‘Babe’ Should’ve Won Best Picture in 1995 (and We’d Be Better Off If It Did)

The Oscar race of 1995 was a unique and wide-open one. Apple-pie blockbusters like Apollo 13 and star-studded provocations like Oliver Stone’s Nixon were up in the mix with some dark character studies (Leaving Las VegasDead Man Walking) and costume dramas (Sense and Sensibility). But the Oscar year would end up being characterized by three mostly unlikely films: the action-heavy, incredibly violent Scottish crowd-pleaser Braveheart; the schmaltzy Italian romance Il Postino (“The Postman”); and an unexpected Australian hit about a pure-hearted pig who learned how to herd sheep, Babe. All three films would end up nominated for Best Picture, and that Braveheart prevailed means that history got to be written by the hyper-violent, macho victor. Mel Gibson was crowned king of Hollywood that year, and it would be another decade before his own bad behavior would dismantle his star power. (That he’s been able to re-assemble his star power with Oscar nominations for Hacksaw Ridge is another matter altogether.)

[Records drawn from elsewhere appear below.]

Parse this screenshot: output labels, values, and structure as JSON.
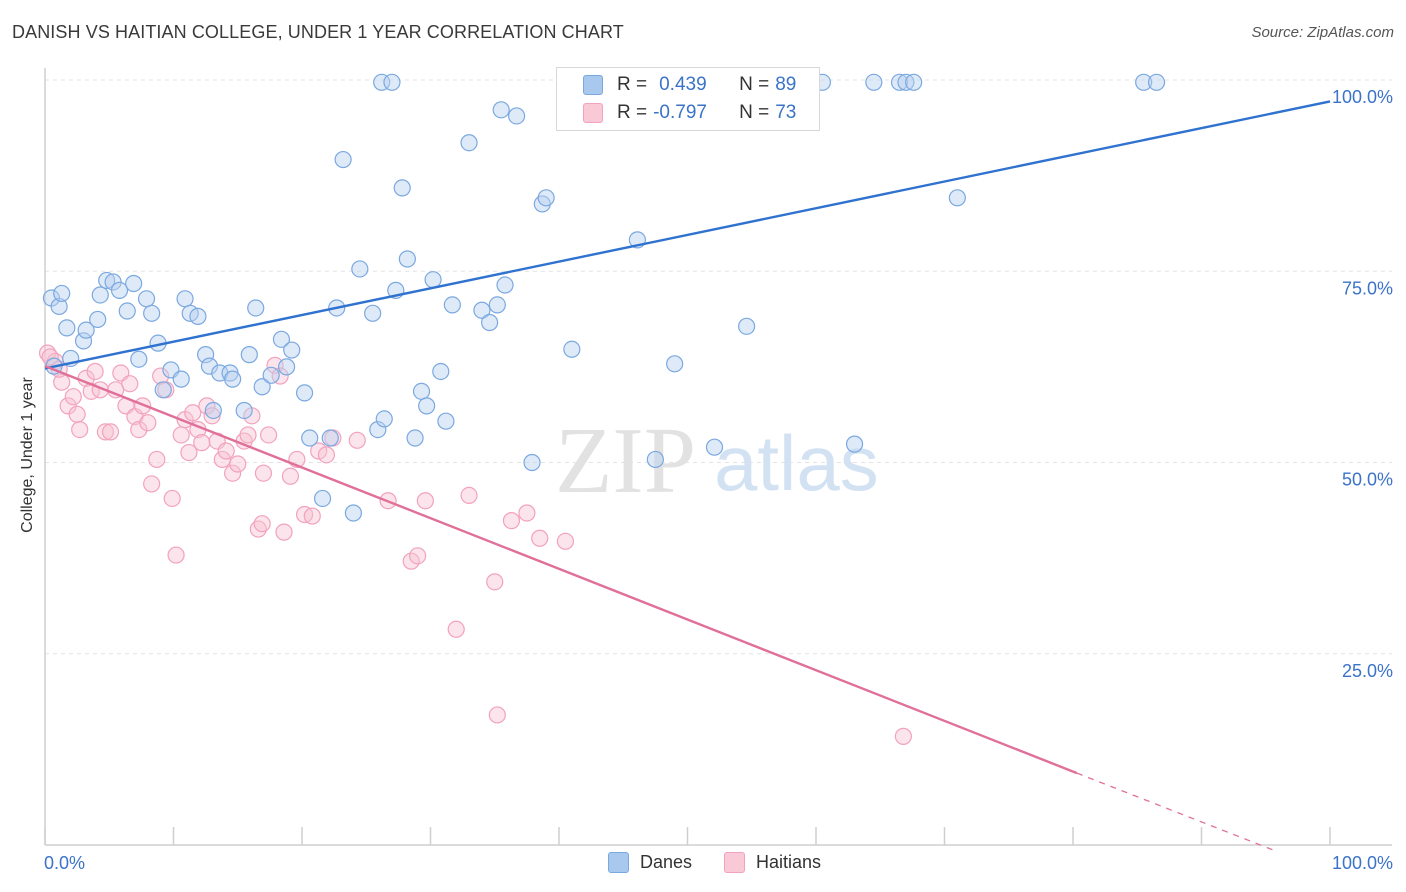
{
  "title": "DANISH VS HAITIAN COLLEGE, UNDER 1 YEAR CORRELATION CHART",
  "source": "Source: ZipAtlas.com",
  "watermark": {
    "zip": "ZIP",
    "atlas": "atlas"
  },
  "legend": {
    "rows": [
      {
        "r_label": "R =",
        "r_value": "0.439",
        "n_label": "N =",
        "n_value": "89",
        "color": "#a9c8ee"
      },
      {
        "r_label": "R =",
        "r_value": "-0.797",
        "n_label": "N =",
        "n_value": "73",
        "color": "#f7b8cb"
      }
    ]
  },
  "bottom_legend": {
    "danes": "Danes",
    "haitians": "Haitians"
  },
  "chart_data": {
    "type": "scatter",
    "title": "DANISH VS HAITIAN COLLEGE, UNDER 1 YEAR CORRELATION CHART",
    "xlabel": "",
    "ylabel": "College, Under 1 year",
    "xlim": [
      0,
      100
    ],
    "ylim": [
      0,
      100
    ],
    "x_tick_labels": [
      "0.0%",
      "100.0%"
    ],
    "y_tick_labels": [
      "25.0%",
      "50.0%",
      "75.0%",
      "100.0%"
    ],
    "y_ticks": [
      25,
      50,
      75,
      100
    ],
    "grid": true,
    "colors": {
      "danes": "#7aa8e0",
      "danes_line": "#2f72cf",
      "haitians": "#f2a2bc",
      "haitians_line": "#e0709a",
      "axis_text": "#3a73c8"
    },
    "series": [
      {
        "name": "Danes",
        "trend": {
          "x0": 0,
          "y0": 62.3,
          "x1": 100,
          "y1": 97.2
        },
        "points": [
          [
            0.5,
            71.5
          ],
          [
            0.7,
            62.6
          ],
          [
            1.1,
            70.4
          ],
          [
            1.3,
            72.1
          ],
          [
            1.7,
            67.6
          ],
          [
            2.0,
            63.6
          ],
          [
            3.0,
            65.9
          ],
          [
            3.2,
            67.3
          ],
          [
            4.1,
            68.7
          ],
          [
            4.3,
            71.9
          ],
          [
            4.8,
            73.8
          ],
          [
            5.3,
            73.6
          ],
          [
            5.8,
            72.5
          ],
          [
            6.4,
            69.8
          ],
          [
            6.9,
            73.4
          ],
          [
            7.3,
            63.5
          ],
          [
            7.9,
            71.4
          ],
          [
            8.3,
            69.5
          ],
          [
            8.8,
            65.6
          ],
          [
            9.2,
            59.5
          ],
          [
            9.8,
            62.1
          ],
          [
            10.6,
            60.9
          ],
          [
            10.9,
            71.4
          ],
          [
            11.3,
            69.5
          ],
          [
            11.9,
            69.1
          ],
          [
            12.5,
            64.1
          ],
          [
            12.8,
            62.6
          ],
          [
            13.1,
            56.8
          ],
          [
            13.6,
            61.7
          ],
          [
            14.4,
            61.7
          ],
          [
            14.6,
            60.9
          ],
          [
            15.5,
            56.8
          ],
          [
            15.9,
            64.1
          ],
          [
            16.4,
            70.2
          ],
          [
            16.9,
            59.9
          ],
          [
            17.6,
            61.4
          ],
          [
            18.4,
            66.1
          ],
          [
            18.8,
            62.5
          ],
          [
            19.2,
            64.7
          ],
          [
            20.2,
            59.1
          ],
          [
            20.6,
            53.2
          ],
          [
            21.6,
            45.3
          ],
          [
            22.2,
            53.2
          ],
          [
            22.7,
            70.2
          ],
          [
            23.2,
            89.6
          ],
          [
            24.0,
            43.4
          ],
          [
            24.5,
            75.3
          ],
          [
            25.5,
            69.5
          ],
          [
            25.9,
            54.3
          ],
          [
            26.2,
            99.7
          ],
          [
            26.4,
            55.7
          ],
          [
            27.3,
            72.5
          ],
          [
            27.8,
            85.9
          ],
          [
            28.2,
            76.6
          ],
          [
            28.8,
            53.2
          ],
          [
            29.3,
            59.3
          ],
          [
            29.7,
            57.4
          ],
          [
            30.2,
            73.9
          ],
          [
            30.8,
            61.9
          ],
          [
            31.2,
            55.4
          ],
          [
            31.7,
            70.6
          ],
          [
            33.0,
            91.8
          ],
          [
            34.0,
            69.9
          ],
          [
            34.6,
            68.3
          ],
          [
            35.2,
            70.6
          ],
          [
            35.8,
            73.2
          ],
          [
            35.5,
            96.1
          ],
          [
            36.7,
            95.3
          ],
          [
            37.9,
            50.0
          ],
          [
            38.7,
            83.8
          ],
          [
            39.0,
            84.6
          ],
          [
            41.0,
            64.8
          ],
          [
            44.2,
            99.7
          ],
          [
            46.1,
            79.1
          ],
          [
            47.5,
            50.4
          ],
          [
            49.0,
            62.9
          ],
          [
            52.1,
            52.0
          ],
          [
            53.4,
            99.7
          ],
          [
            54.6,
            67.8
          ],
          [
            60.5,
            99.7
          ],
          [
            63.0,
            52.4
          ],
          [
            64.5,
            99.7
          ],
          [
            66.5,
            99.7
          ],
          [
            67.0,
            99.7
          ],
          [
            67.6,
            99.7
          ],
          [
            71.0,
            84.6
          ],
          [
            85.5,
            99.7
          ],
          [
            86.5,
            99.7
          ],
          [
            27.0,
            99.7
          ]
        ]
      },
      {
        "name": "Haitians",
        "trend": {
          "x0": 0,
          "y0": 62.6,
          "x1": 80.3,
          "y1": 9.4,
          "dash_x1": 95.8,
          "dash_y1": -0.8
        },
        "points": [
          [
            0.2,
            64.3
          ],
          [
            0.8,
            63.2
          ],
          [
            1.3,
            60.5
          ],
          [
            1.8,
            57.4
          ],
          [
            2.2,
            58.6
          ],
          [
            2.7,
            54.3
          ],
          [
            3.2,
            61.0
          ],
          [
            3.6,
            59.3
          ],
          [
            3.9,
            61.9
          ],
          [
            4.3,
            59.5
          ],
          [
            4.7,
            54.0
          ],
          [
            5.1,
            54.0
          ],
          [
            5.5,
            59.5
          ],
          [
            5.9,
            61.7
          ],
          [
            6.3,
            57.4
          ],
          [
            6.6,
            60.3
          ],
          [
            7.0,
            56.0
          ],
          [
            7.3,
            54.3
          ],
          [
            7.6,
            57.4
          ],
          [
            8.0,
            55.2
          ],
          [
            8.3,
            47.2
          ],
          [
            8.7,
            50.4
          ],
          [
            9.0,
            61.3
          ],
          [
            9.4,
            59.5
          ],
          [
            9.9,
            45.3
          ],
          [
            10.2,
            37.9
          ],
          [
            10.6,
            53.6
          ],
          [
            10.9,
            55.6
          ],
          [
            11.2,
            51.3
          ],
          [
            11.5,
            56.5
          ],
          [
            11.9,
            54.3
          ],
          [
            12.2,
            52.6
          ],
          [
            12.6,
            57.4
          ],
          [
            13.0,
            56.1
          ],
          [
            13.4,
            52.8
          ],
          [
            13.8,
            50.4
          ],
          [
            14.1,
            51.5
          ],
          [
            14.6,
            48.6
          ],
          [
            15.0,
            49.8
          ],
          [
            15.5,
            52.8
          ],
          [
            15.8,
            53.6
          ],
          [
            16.1,
            56.1
          ],
          [
            16.6,
            41.3
          ],
          [
            17.0,
            48.6
          ],
          [
            17.4,
            53.6
          ],
          [
            17.9,
            62.7
          ],
          [
            18.3,
            61.3
          ],
          [
            18.6,
            40.9
          ],
          [
            19.1,
            48.2
          ],
          [
            19.6,
            50.4
          ],
          [
            20.2,
            43.2
          ],
          [
            20.8,
            43.0
          ],
          [
            21.3,
            51.5
          ],
          [
            21.9,
            51.0
          ],
          [
            22.4,
            53.2
          ],
          [
            26.7,
            45.0
          ],
          [
            28.5,
            37.1
          ],
          [
            29.0,
            37.8
          ],
          [
            29.6,
            45.0
          ],
          [
            32.0,
            28.2
          ],
          [
            33.0,
            45.7
          ],
          [
            35.0,
            34.4
          ],
          [
            36.3,
            42.4
          ],
          [
            37.5,
            43.4
          ],
          [
            38.5,
            40.1
          ],
          [
            40.5,
            39.7
          ],
          [
            35.2,
            17.0
          ],
          [
            66.8,
            14.2
          ],
          [
            0.4,
            63.8
          ],
          [
            1.1,
            62.2
          ],
          [
            2.5,
            56.3
          ],
          [
            16.9,
            42.0
          ],
          [
            24.3,
            52.9
          ]
        ]
      }
    ]
  }
}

It’s not like things would’ve been much better with an Il Postino win, since that nomination was the work of some heavy campaigning by Miramax head Harvey Weinstein. Il Postino was a rather modest Italian movie, and Miramax had the Sean Penn-directed The Crossing Guard and the costume drama Restoration to push that year; but when those films faltered, Weinstein grabbed onto Il Postino‘s most marketable element: its deceased leading man. And with the full weight of the Miramax machine behind it, Il Postino managed nominations for Picture, Director, and the late Massimo Troisi.

There is an alternative universe out there where Braveheart didn’t win Best Picture — neither did Il Postino, for that matter — and instead, the film that had actually captured American filmgoers’ hearts that year had prevailed. Babe had been released in early August, and while it only made around $60 million, it also became an instant piece of popular culture. People fell in love with the movie in a way few movies ever experience. And if there had been social media back then? Forget about it? Little Babe would have been crowned King of Memes and carried off to live on a throne somewhere in Buzzfeed headquarters. Meme-King Babe would’ve been bigger than Tiffany Haddish, hey-girl-era Ryan Gosling, and the mandarin duck all put together.

It’s also a fantastic movie! In 90 short minutes, Babe is a picture-perfect fairy tale story about a misfit pig, raised as an orphan by a patchwork community of kind dogs, friendly sheep, a mischievous duck for a sibling, and several mice as a Greek chorus. The lessons about sheep and dogs and how they see each other in the worst of terms and treat each other accordingly, is deceptively impactful, all while being fun, funny, sweet, and clever.

Babe was a surprise entry in Best Picture that year, the film nobody saw coming. It wasn’t until the National Society of Film Critics shocked everybody by naming it Best Picture that it started looking like a serious contender. But there was something of a zeitgeist quality to that pig, and if the only thing holding it back was its perception as a children’s movie? Time to remove those blinders.

It’s hard to say whether the kids-movie thing is what held it back from winning. Braveheart was the much more traditional Oscar movie, full of World History and Heroism and Speeches and a Damsel and Homophobia and A Surprising Amount of Violence, All Things Considered. Mel Gibson was an actor-turned-director, and Hollywood loved that. But a win for Babe — aside from letting the better movie win — would have done wonders for the Academy when it came to opening up to lighter, more comedic genres. If Babe wins Best Picture in 1995, maybe Wall-E doesn’t get snubbed in 2008. Maybe The Incredibles doesn’t in 2004. Maybe George Miller’s gonzo Babe: Pig in the City gets taken a lot more seriously. In short, we’d all be a lot better off.